LG Chem announced on June 10 that it has recently signed a conditional contract with China’s chemical materials company Shanshan to transfer its LCD polarizer business for US$1.1 billion.
LG Chem said that some product groups such as LCD polarizers for automobiles will be excluded from this sale as they are still lucrative.
“We are going to focus on strengthening our competitiveness in tech materials, especially organic light-emitting diode (OLED) and nurture our OLED polarizer business,” LG Chem said in a statement.
The company said the deal is pending approval from its board of directors, and the terms are subject to change. It said it plans to make another announcement once the deal is finalized.
A polarizer is a film that is attached to the front and back of an LCD panel to pass or block light. At its peak, LG Chem’s polarizer business posted 2 trillion won ($1.7 billion) in annual sales and had a 27% market share globally. However, the company has decided to withdraw from the business as its profitability deteriorated due to a price war started by Chinese companies.

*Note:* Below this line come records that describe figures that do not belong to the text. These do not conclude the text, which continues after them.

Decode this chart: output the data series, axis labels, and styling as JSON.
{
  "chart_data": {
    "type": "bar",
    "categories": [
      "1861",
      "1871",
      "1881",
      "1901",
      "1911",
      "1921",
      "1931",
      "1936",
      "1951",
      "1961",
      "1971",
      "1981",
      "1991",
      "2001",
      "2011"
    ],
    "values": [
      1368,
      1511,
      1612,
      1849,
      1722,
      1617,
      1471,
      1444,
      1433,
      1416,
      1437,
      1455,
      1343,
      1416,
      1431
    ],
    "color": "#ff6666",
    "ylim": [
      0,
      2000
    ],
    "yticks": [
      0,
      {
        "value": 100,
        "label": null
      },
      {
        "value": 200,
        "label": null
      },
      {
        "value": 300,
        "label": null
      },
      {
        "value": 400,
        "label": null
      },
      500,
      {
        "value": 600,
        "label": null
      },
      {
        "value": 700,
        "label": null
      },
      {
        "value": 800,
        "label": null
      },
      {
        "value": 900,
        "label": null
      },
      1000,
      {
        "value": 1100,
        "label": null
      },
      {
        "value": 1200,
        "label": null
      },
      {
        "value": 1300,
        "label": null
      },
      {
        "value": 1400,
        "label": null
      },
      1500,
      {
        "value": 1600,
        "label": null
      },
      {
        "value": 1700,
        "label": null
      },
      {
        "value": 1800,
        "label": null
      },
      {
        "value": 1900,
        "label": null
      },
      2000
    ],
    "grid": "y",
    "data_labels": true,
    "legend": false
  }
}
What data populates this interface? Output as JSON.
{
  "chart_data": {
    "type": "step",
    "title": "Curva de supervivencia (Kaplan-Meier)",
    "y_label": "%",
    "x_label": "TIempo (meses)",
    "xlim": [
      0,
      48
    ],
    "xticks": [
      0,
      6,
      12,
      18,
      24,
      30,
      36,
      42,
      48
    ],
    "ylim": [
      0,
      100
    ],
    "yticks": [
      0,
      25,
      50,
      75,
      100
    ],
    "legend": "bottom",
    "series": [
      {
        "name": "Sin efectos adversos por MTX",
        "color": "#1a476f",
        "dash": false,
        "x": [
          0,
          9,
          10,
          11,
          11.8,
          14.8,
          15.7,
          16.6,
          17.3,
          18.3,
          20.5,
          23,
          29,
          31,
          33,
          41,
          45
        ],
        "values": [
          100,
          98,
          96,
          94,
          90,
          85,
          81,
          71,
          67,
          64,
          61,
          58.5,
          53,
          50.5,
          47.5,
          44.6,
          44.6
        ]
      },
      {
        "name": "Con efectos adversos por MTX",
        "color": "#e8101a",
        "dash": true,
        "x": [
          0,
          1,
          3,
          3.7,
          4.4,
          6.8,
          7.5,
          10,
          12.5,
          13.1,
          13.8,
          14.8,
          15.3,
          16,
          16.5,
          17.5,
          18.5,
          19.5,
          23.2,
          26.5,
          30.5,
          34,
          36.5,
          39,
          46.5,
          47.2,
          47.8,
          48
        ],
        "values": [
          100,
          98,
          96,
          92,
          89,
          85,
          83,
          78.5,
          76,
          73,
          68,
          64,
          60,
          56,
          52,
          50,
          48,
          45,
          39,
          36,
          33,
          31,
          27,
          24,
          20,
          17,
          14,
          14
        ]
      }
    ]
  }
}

In February, LG Chem sold its LCD color photoresist materials business to Siyang International, a subsidiary of China’s Yoke Technology, for 58 billion won ($48.2 million). It also withdrew from its LCD glass substrate business, for which no potential buyer showed up.
Ningbo Shanshan said on Tuesday it plans to raise 3.1 billion yuan ($438 million) in a share placement to fund acquisition of a majority interest in LG Chem’s LCD polarizer business in China, Taiwan and South Korea.